Microsoft Game Studios steps up to the plate with its first Xbox baseball title while Ea and 3D0 Improve upon Last year's Playstation2 models
Inside Pitch 2003Microsoft Game Studios, $49.99
Nonfans of the sport often identify America's favorite pastime more with the movies that capture its romance than with the actual game itself. And who could blame them? It's far more interesting to witness locker-room sex scenes, stadium light explosions, and raising of the dead than any nine-inning no-hitter. Field of Dreams. Bull Durham. The Natural. These are stories that infuse so much drama and excitement into the game that they seemingly transcend the sport itself. Witness: the slow-motion image of Robert Redford crashing a scoreboard clock against a starry night or the breathless moment when Ray Liotta, as the ghost of Shoeless Joe Jackson, first steps out of an Iowa cornfield. Sure, these are illusory moments of staged, artificial emotion. But wondrous, mystical moments, nonetheless. Of course, Hollywood isn't the only entity guilty of overselling these constructed realities. Video-game manufacturers have for two decades launched game after game in the same tradition, as far back as Nintendo's first hit, Baseball Stars, circa 1989. Now Microsoft Game Studios has released its first Xbox baseball title into the pantheon, hoping to put a Babe Ruth-sized imprint upon the genre.
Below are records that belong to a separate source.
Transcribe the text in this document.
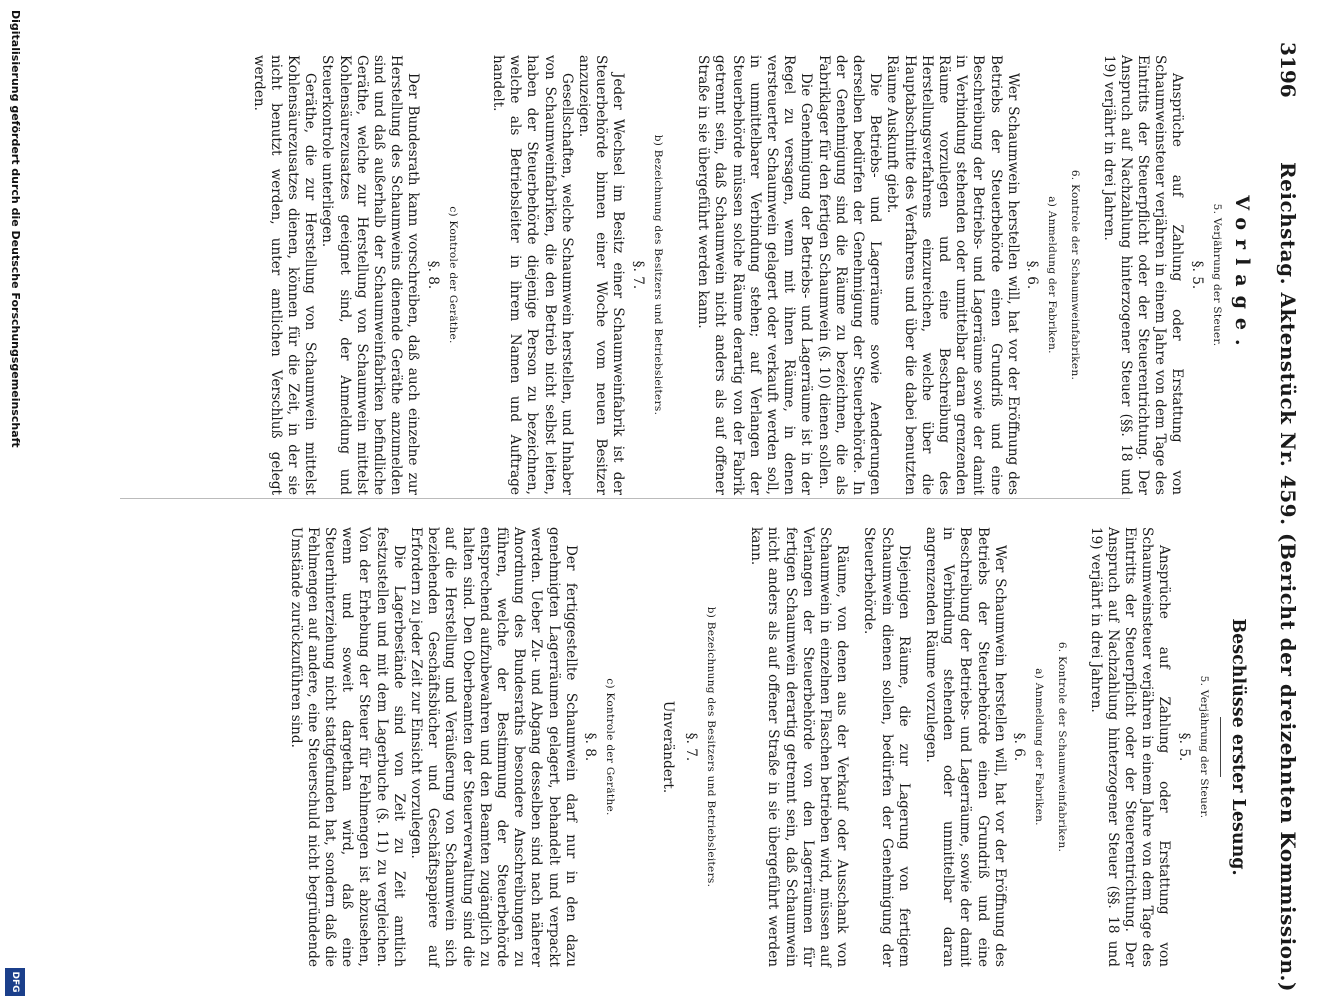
3196
Reichstag. Aktenstück Nr. 459. (Bericht der dreizehnten Kommission.)
Vorlage.
5. Verjährung der Steuer.
§. 5.

Ansprüche auf Zahlung oder Erstattung von Schaumweinsteuer verjähren in einem Jahre von dem Tage des Eintritts der Steuerpflicht oder der Steuerentrichtung. Der Anspruch auf Nachzahlung hinterzogener Steuer (§§. 18 und 19) verjährt in drei Jahren.

6. Kontrole der Schaumweinfabriken.
a) Anmeldung der Fabriken.
§. 6.

Wer Schaumwein herstellen will, hat vor der Eröffnung des Betriebs der Steuerbehörde einen Grundriß und eine Beschreibung der Betriebs- und Lagerräume sowie der damit in Verbindung stehenden oder unmittelbar daran grenzenden Räume vorzulegen und eine Beschreibung des Herstellungsverfahrens einzureichen, welche über die Hauptabschnitte des Verfahrens und über die dabei benutzten Räume Auskunft giebt.

Die Betriebs- und Lagerräume sowie Aenderungen derselben bedürfen der Genehmigung der Steuerbehörde. In der Genehmigung sind die Räume zu bezeichnen, die als Fabriklager für den fertigen Schaumwein (§. 10) dienen sollen.

Die Genehmigung der Betriebs- und Lagerräume ist in der Regel zu versagen, wenn mit ihnen Räume, in denen versteuerter Schaumwein gelagert oder verkauft werden soll, in unmittelbarer Verbindung stehen; auf Verlangen der Steuerbehörde müssen solche Räume derartig von der Fabrik getrennt sein, daß Schaumwein nicht anders als auf offener Straße in sie übergeführt werden kann.

b) Bezeichnung des Besitzers und Betriebsleiters.
§. 7.

Jeder Wechsel im Besitz einer Schaumweinfabrik ist der Steuerbehörde binnen einer Woche vom neuen Besitzer anzuzeigen.

Gesellschaften, welche Schaumwein herstellen, und Inhaber von Schaumweinfabriken, die den Betrieb nicht selbst leiten, haben der Steuerbehörde diejenige Person zu bezeichnen, welche als Betriebsleiter in ihrem Namen und Auftrage handelt.

c) Kontrole der Geräthe.
§. 8.

Der Bundesrath kann vorschreiben, daß auch einzelne zur Herstellung des Schaumweins dienende Geräthe anzumelden sind und daß außerhalb der Schaumweinfabriken befindliche Geräthe, welche zur Herstellung von Schaumwein mittelst Kohlensäurezusatzes geeignet sind, der Anmeldung und Steuerkontrole unterliegen.

Geräthe, die zur Herstellung von Schaumwein mittelst Kohlensäurezusatzes dienen, können für die Zeit, in der sie nicht benutzt werden, unter amtlichen Verschluß gelegt werden.

Beschlüsse erster Lesung.
5. Verjährung der Steuer.
§. 5.

Ansprüche auf Zahlung oder Erstattung von Schaumweinsteuer verjähren in einem Jahre von dem Tage des Eintritts der Steuerpflicht oder der Steuerentrichtung. Der Anspruch auf Nachzahlung hinterzogener Steuer (§§. 18 und 19) verjährt in drei Jahren.

6. Kontrole der Schaumweinfabriken.
a) Anmeldung der Fabriken.
§. 6.

Wer Schaumwein herstellen will, hat vor der Eröffnung des Betriebs der Steuerbehörde einen Grundriß und eine Beschreibung der Betriebs- und Lagerräume, sowie der damit in Verbindung stehenden oder unmittelbar daran angrenzenden Räume vorzulegen.

Diejenigen Räume, die zur Lagerung von fertigem Schaumwein dienen sollen, bedürfen der Genehmigung der Steuerbehörde.

Räume, von denen aus der Verkauf oder Ausschank von Schaumwein in einzelnen Flaschen betrieben wird, müssen auf Verlangen der Steuerbehörde von den Lagerräumen für fertigen Schaumwein derartig getrennt sein, daß Schaumwein nicht anders als auf offener Straße in sie übergeführt werden kann.

b) Bezeichnung des Besitzers und Betriebsleiters.
§. 7.
Unverändert.
c) Kontrole der Geräthe.
§. 8.

Der fertiggestellte Schaumwein darf nur in den dazu genehmigten Lagerräumen gelagert, behandelt und verpackt werden. Ueber Zu- und Abgang desselben sind nach näherer Anordnung des Bundesraths besondere Anschreibungen zu führen, welche der Bestimmung der Steuerbehörde entsprechend aufzubewahren und den Beamten zugänglich zu halten sind. Den Oberbeamten der Steuerverwaltung sind die auf die Herstellung und Veräußerung von Schaumwein sich beziehenden Geschäftsbücher und Geschäftspapiere auf Erfordern zu jeder Zeit zur Einsicht vorzulegen.

Die Lagerbestände sind von Zeit zu Zeit amtlich festzustellen und mit dem Lagerbuche (§. 11) zu vergleichen. Von der Erhebung der Steuer für Fehlmengen ist abzusehen, wenn und soweit dargethan wird, daß eine Steuerhinterziehung nicht stattgefunden hat, sondern daß die Fehlmengen auf andere, eine Steuerschuld nicht begründende Umstände zurückzuführen sind.

Digitalisierung gefördert durch die Deutsche Forschungsgemeinschaft
DFG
Unfortunately, in Inside Pitch 2003, the magic generally fails to coalesce. However often Inside Pitch 2003 is touted as the only Xbox baseball game to support live, online play, the feature hardly merits its functionality when the action itself isn't worth screaming about. Yes, Nomar Garciaparra's face appears exquisitely detailed, and the ballpark graphics are adequately realized, but the action here is so stiff and rigid, it's as if you're stringing a team of puppets. Batting, too, is an inorganic process, void of an intuition curve, and pitching feels like, well, it doesn't feel like anything but a series of preprogrammed choices. If Inside Pitch 2003 offers one bright spot, it's the jovial commentary by Tim McCarver and Joe Buck, who add a trace of color to an otherwise gray world.